The acknowledgment that engineers would sometimes adopt a "give it three months and hope the models catch up" approach when facing difficult problems reveals both the rapid pace of model improvement and the calculated risk-taking involved in building on LLM foundations. This has generally worked well for Matillion—timing aligned favorably with model capabilities expanding to meet their needs—but represents a bet that might not always pay off.
The multi-model strategy (Sonnet, Haiku, Nova) suggests pragmatic optimization but also adds complexity in terms of evaluation (needing to validate each model for its specific tasks) and operational management. The discovery of family bias in evaluation required using entirely different model families for judging versus generation, adding further complexity.

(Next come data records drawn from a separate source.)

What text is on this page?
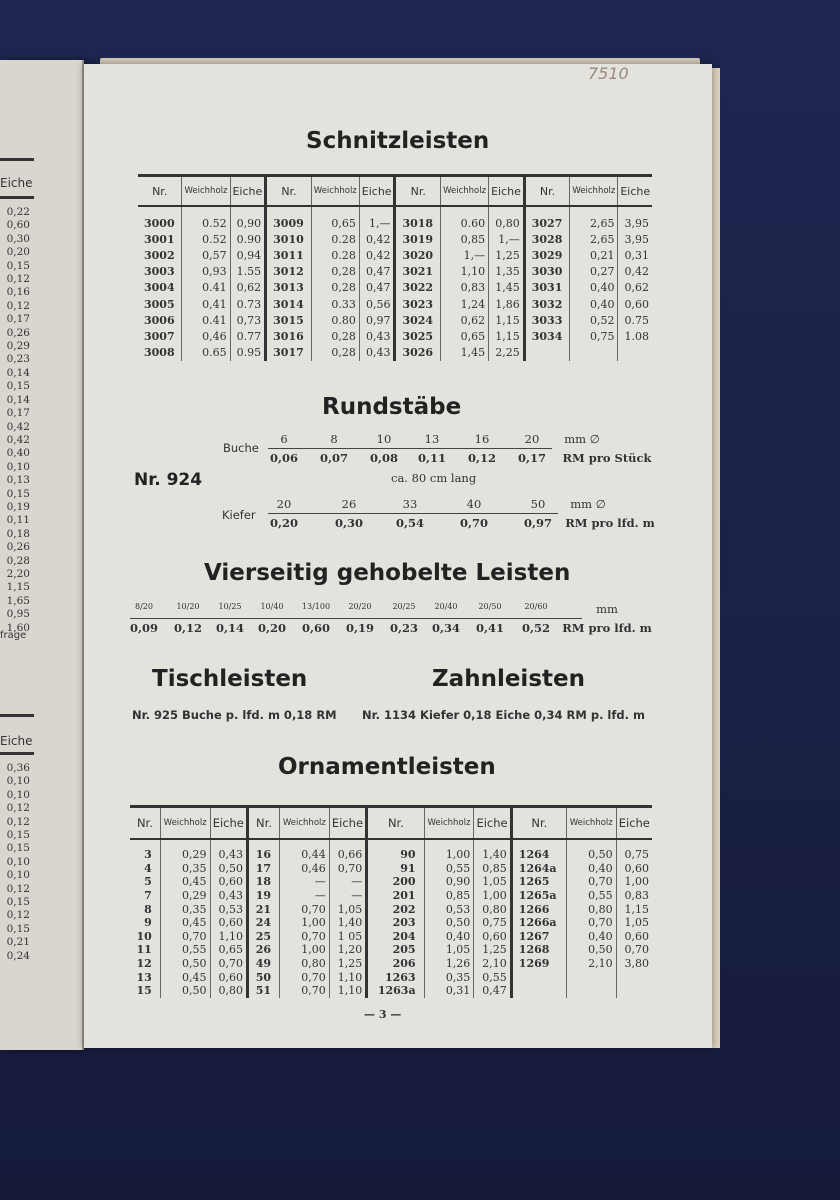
Eiche
0,22
0,60
0,30
0,20
0,15
0,12
0,16
0,12
0,17
0,26
0,29
0,23
0,14
0,15
0,14
0,17
0,42
0,42
0,40
0,10
0,13
0,15
0,19
0,11
0,18
0,26
0,28
2,20
1,15
1,65
0,95
1,60
frage
Eiche
0,36
0,10
0,10
0,12
0,12
0,15
0,15
0,10
0,10
0,12
0,15
0,12
0,15
0,21
0,24
7510
Schnitzleisten
Nr.	Weichholz	Eiche	Nr.	Weichholz	Eiche	Nr.	Weichholz	Eiche	Nr.	Weichholz	Eiche
3000	0.52	0,90	3009	0,65	1,—	3018	0.60	0,80	3027	2,65	3,95
3001	0.52	0.90	3010	0.28	0,42	3019	0,85	1,—	3028	2,65	3,95
3002	0,57	0,94	3011	0.28	0,42	3020	1,—	1,25	3029	0,21	0,31
3003	0,93	1.55	3012	0,28	0,47	3021	1,10	1,35	3030	0,27	0,42
3004	0.41	0,62	3013	0,28	0,47	3022	0,83	1,45	3031	0,40	0,62
3005	0,41	0.73	3014	0.33	0,56	3023	1,24	1,86	3032	0,40	0,60
3006	0.41	0,73	3015	0.80	0,97	3024	0,62	1,15	3033	0,52	0.75
3007	0,46	0.77	3016	0,28	0,43	3025	0,65	1,15	3034	0,75	1.08
3008	0.65	0.95	3017	0,28	0,43	3026	1,45	2,25			
Rundstäbe
Nr. 924
Buche
6	8	10	13	16	20 mm ∅
0,06 0,07 0,08 0,11 0,12 0,17 RM pro Stück
ca. 80 cm lang
Kiefer
20	26	33	40	50 mm ∅
0,20	0,30	0,54	0,70	0,97 RM pro lfd. m
Vierseitig gehobelte Leisten
8/20	10/20 10/25 10/40 13/100 20/20	20/25 20/40	20/50	20/60	mm
0,09 0,12 0,14 0,20 0,60 0,19 0,23 0,34 0,41 0,52 RM pro lfd. m
Tischleisten
Nr. 925 Buche p. lfd. m 0,18 RM
Zahnleisten
Nr. 1134 Kiefer 0,18 Eiche 0,34 RM p. lfd. m
Ornamentleisten
Nr.	Weichholz	Eiche	Nr.	Weichholz	Eiche	Nr.	Weichholz	Eiche	Nr.	Weichholz	Eiche
3	0,29	0,43	16	0,44	0,66	90	1,00	1,40	1264	0,50	0,75
4	0,35	0,50	17	0,46	0,70	91	0,55	0,85	1264a	0,40	0,60
5	0,45	0,60	18	—	—	200	0,90	1,05	1265	0,70	1,00
7	0,29	0,43	19	—	—	201	0,85	1,00	1265a	0,55	0,83
8	0,35	0,53	21	0,70	1,05	202	0,53	0,80	1266	0,80	1,15
9	0,45	0,60	24	1,00	1,40	203	0,50	0,75	1266a	0,70	1,05
10	0,70	1,10	25	0,70	1 05	204	0,40	0,60	1267	0,40	0,60
11	0,55	0,65	26	1,00	1,20	205	1,05	1,25	1268	0,50	0,70
12	0,50	0,70	49	0,80	1,25	206	1,26	2,10	1269	2,10	3,80
13	0,45	0,60	50	0,70	1,10	1263	0,35	0,55			
15	0,50	0,80	51	0,70	1,10	1263a	0,31	0,47			
— 3 —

## Key LLMOps Lessons and Takeaways
Several important LLMOps patterns emerge from Matillion's experience. First, the progression from manual informal evaluation to automated structured testing mirrors many organizations' journeys but provides a concrete roadmap. Starting simple with constrained tests, adding AI judges with human validation, then automating at scale represents a sensible evolution that builds confidence progressively.
Second, the importance of proper observability infrastructure cannot be overstated. Langfuse integration enabled Matillion to treat Maya like production software with proper debugging capabilities, making the transition from "vibes" to data-driven decision-making possible. The ability to upgrade models confidently within 24 hours demonstrates the value of this investment.
Third, security and privacy considerations in LLM systems extend beyond obvious data handling. The indirect PII leakage through reasoning traces represents a subtle failure mode that requires sophisticated detection and remediation. Organizations implementing similar systems need to consider not just what data goes into prompts but how models might propagate sensitive information through their reasoning chains.
Fourth, organizational integration matters as much as technical implementation. Matillion's decision to treat MLOps as just another engineering discipline rather than creating separate siloed teams appears to have facilitated adoption and normalized the unfamiliar work of improving model consistency and reliability.
Finally, the value of domain-specific formats like DPL suggests that organizations might benefit from designing intermediate representations optimized for LLM interaction rather than forcing models to work with legacy formats designed for human consumption or traditional parsing.